Mimarlıkta Yapay Zeka ve Eğitim Üzerine Endişeler

Mimarlıkta Yapay Zeka ve Eğitim: Geleceğe Dair Endişeler

Avrupa Birliği, hukuk ve tıpla birlikte insana doğrudan yönelik üç meslekten biri olarak mimarlığı tanımlarken, bu alana olan ilgi her geçen gün artıyor. Ancak yapay zekanın mimarlık alanına dahil olması, özellikle üniversite adayları arasında bazı endişelere yol açıyor. İKÜ Mimarlık Fakültesi Dekanı Prof. Dr. Neslihan Dostoğlu, mimarlık eğitiminde teknoloji kullanımının giderek yaygınlaştığını vurguluyor. CAD (Bilgisayar Destekli Tasarım), BIM (Bina Bilgi Modellemesi) ve 3D modelleme gibi modern teknolojilerin, yeni nesil mimarlık eğitiminde belirleyici bir rol üstlendiğini ifade ediyor.
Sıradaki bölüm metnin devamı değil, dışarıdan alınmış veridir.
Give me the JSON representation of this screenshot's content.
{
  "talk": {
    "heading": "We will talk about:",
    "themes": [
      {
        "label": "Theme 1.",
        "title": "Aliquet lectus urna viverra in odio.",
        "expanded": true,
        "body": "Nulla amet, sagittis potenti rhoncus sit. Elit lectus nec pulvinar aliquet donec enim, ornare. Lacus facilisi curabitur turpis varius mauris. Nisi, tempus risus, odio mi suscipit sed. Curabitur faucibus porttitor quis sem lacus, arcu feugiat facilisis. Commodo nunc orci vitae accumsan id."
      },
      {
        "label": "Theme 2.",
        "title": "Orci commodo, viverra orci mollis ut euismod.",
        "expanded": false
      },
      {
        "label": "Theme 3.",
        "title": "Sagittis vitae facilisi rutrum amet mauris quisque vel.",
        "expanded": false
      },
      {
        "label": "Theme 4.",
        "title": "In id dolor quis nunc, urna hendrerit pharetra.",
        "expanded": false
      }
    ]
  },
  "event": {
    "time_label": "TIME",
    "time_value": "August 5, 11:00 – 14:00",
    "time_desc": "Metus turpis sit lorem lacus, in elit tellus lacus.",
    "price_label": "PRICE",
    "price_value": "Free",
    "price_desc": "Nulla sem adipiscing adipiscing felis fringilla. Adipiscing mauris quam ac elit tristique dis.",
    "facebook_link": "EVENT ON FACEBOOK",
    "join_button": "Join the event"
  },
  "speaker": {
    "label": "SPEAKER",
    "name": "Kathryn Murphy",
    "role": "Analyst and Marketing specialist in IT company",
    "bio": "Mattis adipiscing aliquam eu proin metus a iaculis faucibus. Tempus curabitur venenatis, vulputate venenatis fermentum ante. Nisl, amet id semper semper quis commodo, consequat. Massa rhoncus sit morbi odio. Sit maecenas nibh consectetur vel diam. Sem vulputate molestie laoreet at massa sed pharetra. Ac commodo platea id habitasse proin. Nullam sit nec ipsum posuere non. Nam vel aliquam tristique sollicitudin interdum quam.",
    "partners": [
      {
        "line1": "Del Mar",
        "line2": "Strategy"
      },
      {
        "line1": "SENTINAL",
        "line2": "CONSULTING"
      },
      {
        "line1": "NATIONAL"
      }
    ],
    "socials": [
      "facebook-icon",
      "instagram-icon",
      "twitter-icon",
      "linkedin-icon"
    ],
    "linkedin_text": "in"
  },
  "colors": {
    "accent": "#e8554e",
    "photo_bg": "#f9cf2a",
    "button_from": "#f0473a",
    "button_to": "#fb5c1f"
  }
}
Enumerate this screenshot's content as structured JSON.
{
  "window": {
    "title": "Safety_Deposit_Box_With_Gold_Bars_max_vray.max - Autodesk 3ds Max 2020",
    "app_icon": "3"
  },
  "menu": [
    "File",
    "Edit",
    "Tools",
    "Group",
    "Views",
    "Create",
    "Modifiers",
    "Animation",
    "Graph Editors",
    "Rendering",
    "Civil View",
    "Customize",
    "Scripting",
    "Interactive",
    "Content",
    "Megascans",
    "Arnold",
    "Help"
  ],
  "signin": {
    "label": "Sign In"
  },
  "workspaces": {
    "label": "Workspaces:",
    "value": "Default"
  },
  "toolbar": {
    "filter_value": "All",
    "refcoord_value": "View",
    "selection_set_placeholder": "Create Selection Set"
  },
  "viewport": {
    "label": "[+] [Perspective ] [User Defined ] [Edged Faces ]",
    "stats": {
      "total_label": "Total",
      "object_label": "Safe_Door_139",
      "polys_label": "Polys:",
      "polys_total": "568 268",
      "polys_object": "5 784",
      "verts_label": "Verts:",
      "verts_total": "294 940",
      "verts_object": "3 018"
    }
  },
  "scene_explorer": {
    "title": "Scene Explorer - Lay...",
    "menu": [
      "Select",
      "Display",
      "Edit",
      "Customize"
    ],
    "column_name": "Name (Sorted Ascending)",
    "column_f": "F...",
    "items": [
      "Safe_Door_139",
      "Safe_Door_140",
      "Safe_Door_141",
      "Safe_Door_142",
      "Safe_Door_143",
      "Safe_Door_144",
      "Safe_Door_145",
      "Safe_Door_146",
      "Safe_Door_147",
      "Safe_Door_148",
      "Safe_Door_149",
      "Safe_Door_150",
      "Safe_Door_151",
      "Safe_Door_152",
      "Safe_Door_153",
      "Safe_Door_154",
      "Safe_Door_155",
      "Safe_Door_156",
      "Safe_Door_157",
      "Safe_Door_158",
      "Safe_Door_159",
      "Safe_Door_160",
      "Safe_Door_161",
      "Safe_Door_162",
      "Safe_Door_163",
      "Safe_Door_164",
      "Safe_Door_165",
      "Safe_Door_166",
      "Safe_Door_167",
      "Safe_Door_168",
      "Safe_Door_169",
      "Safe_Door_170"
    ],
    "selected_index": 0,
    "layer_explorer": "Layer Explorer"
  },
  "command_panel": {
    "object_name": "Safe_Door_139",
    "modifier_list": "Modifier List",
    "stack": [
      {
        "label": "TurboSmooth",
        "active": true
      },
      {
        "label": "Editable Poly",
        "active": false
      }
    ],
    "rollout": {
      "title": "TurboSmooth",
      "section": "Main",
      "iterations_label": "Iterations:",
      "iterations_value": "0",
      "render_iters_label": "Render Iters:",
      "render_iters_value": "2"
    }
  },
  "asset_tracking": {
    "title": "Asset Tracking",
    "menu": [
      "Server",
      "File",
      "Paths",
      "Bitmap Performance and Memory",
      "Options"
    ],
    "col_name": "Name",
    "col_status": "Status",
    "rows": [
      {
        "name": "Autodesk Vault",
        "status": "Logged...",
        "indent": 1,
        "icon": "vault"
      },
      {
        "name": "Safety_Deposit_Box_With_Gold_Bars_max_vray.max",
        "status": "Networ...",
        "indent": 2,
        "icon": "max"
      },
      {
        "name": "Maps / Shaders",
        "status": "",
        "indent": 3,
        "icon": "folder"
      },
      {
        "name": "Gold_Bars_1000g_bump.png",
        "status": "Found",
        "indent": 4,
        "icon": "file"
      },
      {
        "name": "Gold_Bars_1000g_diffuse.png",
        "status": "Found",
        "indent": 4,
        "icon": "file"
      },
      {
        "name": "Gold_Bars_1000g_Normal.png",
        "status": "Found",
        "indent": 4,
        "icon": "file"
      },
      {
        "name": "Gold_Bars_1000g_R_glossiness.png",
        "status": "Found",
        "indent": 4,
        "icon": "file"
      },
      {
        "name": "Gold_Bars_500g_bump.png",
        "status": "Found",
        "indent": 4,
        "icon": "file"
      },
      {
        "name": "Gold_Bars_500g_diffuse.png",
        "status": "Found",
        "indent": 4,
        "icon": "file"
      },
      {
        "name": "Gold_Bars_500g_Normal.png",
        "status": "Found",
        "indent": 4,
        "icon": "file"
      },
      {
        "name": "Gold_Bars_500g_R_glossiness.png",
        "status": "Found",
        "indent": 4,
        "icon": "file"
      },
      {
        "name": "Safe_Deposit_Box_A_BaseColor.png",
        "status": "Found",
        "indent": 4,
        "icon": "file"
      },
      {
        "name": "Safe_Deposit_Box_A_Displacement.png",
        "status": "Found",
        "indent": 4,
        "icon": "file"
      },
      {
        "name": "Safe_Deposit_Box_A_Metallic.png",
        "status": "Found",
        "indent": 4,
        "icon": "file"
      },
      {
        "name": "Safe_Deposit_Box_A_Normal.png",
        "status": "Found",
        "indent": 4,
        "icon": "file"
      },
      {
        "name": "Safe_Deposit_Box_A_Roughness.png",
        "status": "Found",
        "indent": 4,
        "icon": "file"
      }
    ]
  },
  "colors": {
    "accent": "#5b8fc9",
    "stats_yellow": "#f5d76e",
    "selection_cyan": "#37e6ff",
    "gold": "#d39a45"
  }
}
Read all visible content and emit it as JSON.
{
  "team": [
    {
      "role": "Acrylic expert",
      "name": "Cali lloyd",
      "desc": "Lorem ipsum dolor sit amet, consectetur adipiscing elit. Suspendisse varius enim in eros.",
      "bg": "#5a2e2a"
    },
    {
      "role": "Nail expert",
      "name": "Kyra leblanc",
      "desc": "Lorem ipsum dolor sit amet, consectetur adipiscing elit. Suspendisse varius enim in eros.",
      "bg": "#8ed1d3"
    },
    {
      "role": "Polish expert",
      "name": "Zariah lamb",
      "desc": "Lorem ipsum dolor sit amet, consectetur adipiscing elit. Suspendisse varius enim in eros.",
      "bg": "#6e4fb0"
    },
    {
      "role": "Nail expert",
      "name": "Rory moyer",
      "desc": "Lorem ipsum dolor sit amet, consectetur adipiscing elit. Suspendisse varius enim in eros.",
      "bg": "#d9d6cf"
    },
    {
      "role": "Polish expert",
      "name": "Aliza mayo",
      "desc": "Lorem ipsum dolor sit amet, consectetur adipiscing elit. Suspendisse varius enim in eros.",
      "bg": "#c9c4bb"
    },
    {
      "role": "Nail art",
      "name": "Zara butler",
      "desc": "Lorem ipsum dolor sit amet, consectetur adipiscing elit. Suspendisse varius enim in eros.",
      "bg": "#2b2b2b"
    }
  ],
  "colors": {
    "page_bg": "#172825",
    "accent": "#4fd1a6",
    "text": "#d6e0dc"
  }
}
Prof. Dr. Dostoğlu, sanal gerçeklik, robotik ve yapay zeka gibi yeni teknolojilerin diğer alanlarda olduğu gibi mimarlık ve onun üretim biçimlerini de değiştirebileceğine dikkat çekiyor. “CANLILAR VAR OLDUKÇA MİMARLIK VAR OLACAK”

Mimarlık mesleği, saygınlığını korusa da son yıllarda gençler arasında daha az tercih edildiği gözlemleniyor. Bu durumu değerlendiren Prof. Dr. Dostoğlu, mimarlık alanına yönelik tercihlerdeki değişimi şu şekilde açıklıyor:

  • Artan otomasyon ve yapay zeka süreci oldukça dikkat çekici.
  • Yapay zekanın pek çok mesleğin yerini alacağına dair tartışmalar her geçen gün büyüyor.
  • Bu tür tartışmalar, mesleğe yönelmek isteyen gençler üzerinde olumsuz bir etki yaratıyor.

Mimarlık, doğrudan insan yaşamına dokunan bir meslek dalıdır. Yapay zekanın mimarlık mesleğinin yerini almasının çok düşük bir ihtimal olduğu konusunda çeşitli araştırmalar mevcuttur. Yapay zeka, mimarların yerini almazken, onların işlerini kolaylaştıracak araçlar sunabilir. Dolayısıyla, canlılar var oldukça mimarlık da var olacaktır. Bu nedenle, mimarlık mesleğini hedefleyen gençlerin, spekülatif yorumlarla tercihlerini değiştirmemelerini öneriyorum.

“MİMARLIK EĞİTİMİNDE STANDARTLAR ÖNEMLİ”

Türkiye’de 131 Mimarlık bölümünden yalnızca 24’ünün Yükseköğretim Kurulu (YÖK) tarafından onaylanan MİAK’tan akreditasyon aldığını belirten Prof. Dr. Dostoğlu, mimarlık eğitiminde standartların önemine vurgu yapıyor. Şunları ekliyor:

  • Bir kurumun belirli standartlara sahip olduğunun en önemli göstergesi, akredite edilmesidir.
  • Akreditasyon, eğitimde kalite güvencesinin sağlandığını gösterir.
  • Sunulan eğitimin, mezunların edinmesi gereken bilgi, beceri ve yetkinliklere göre verildiğini onaylar.

Bu noktada, nitelikli akademik kadrosuyla Türkiye’de mimarlık eğitimi sunan vakıf üniversiteleri arasında akredite edilen ilk bölümün İstanbul Kültür Üniversitesi Mimarlık Bölümü olduğunu belirten Prof. Dr. Dostoğlu, bu statüyü aralıksız olarak sürdürmeye devam ettiklerini vurguluyor.